Harris was there in 2000 when the Hunley emerged from the ocean for the first time in 136 years – becoming one of the largest intact metal artifacts ever recovered from the seafloor. Standing on a bobbing shrimp boat, he watched with great anxiety as the sub was placed on the deck of a barge before making its way to the Warren Lasch Conservation Center in North Charleston, where it continues to be studied more than 20 years later.
“The H.L. Hunley submarine was such a significant discovery in maritime history, as she was the first successful combat submarine,” says Kellen Butler, president and executive director of Friends of the Hunley. “Since then, a team of scientists has worked in multiple fields like archaeology, conservation, metallurgy and geology to study the vessel. We were very fortunate to have had Dr. Harris on our team back in the early days, and that continues today.”
Throughout his involvement with the Hunley, Harris has studied the geological environment in the submarine to help give context to the vessel as an archaeological site.
“Did they settle on the bottom and wait to come up? Or did they immediately flood and go to the bottom? We may never know the answer to that question,” says Harris, “but we do know that sediments came in fairly early.

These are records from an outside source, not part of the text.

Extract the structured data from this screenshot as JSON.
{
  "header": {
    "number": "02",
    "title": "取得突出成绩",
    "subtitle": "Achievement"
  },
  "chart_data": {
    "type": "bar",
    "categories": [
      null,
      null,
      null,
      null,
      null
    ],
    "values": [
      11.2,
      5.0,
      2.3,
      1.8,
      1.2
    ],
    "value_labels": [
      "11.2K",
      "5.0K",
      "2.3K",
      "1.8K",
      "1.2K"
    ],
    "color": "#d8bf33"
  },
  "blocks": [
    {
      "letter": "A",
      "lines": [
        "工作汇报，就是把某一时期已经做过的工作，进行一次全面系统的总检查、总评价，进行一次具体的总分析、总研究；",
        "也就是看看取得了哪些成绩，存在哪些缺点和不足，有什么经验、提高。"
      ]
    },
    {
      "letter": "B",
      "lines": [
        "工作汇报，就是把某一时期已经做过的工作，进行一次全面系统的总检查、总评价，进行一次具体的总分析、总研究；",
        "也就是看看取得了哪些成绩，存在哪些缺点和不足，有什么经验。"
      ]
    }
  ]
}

And we know from the presence of microorganisms and from dating of the sediments that the submarine was completely buried within about 25 or 30 years of its sinking.”
What’s more, says Harris, the way the dirt filled the sub indicates that sediments first came in at the forward conning tower and flowed to the stern, where there was less oxygenation. Those conditions help explain why some artifacts and remains of the crew were more intact than others.
That’s where connecting the dots in this latest report could offer researchers new breadcrumbs to follow in the ongoing quest for answers about the Hunley’s fate.
For Harris, this research has become as much about unraveling the mystery of what happened to the submarine and its crew as it has been about the science.
“It’s interesting,” says Harris, explaining why he’s stuck with the project for so long. “And it’s important for the submarine as an artifact and the human beings who were in there.”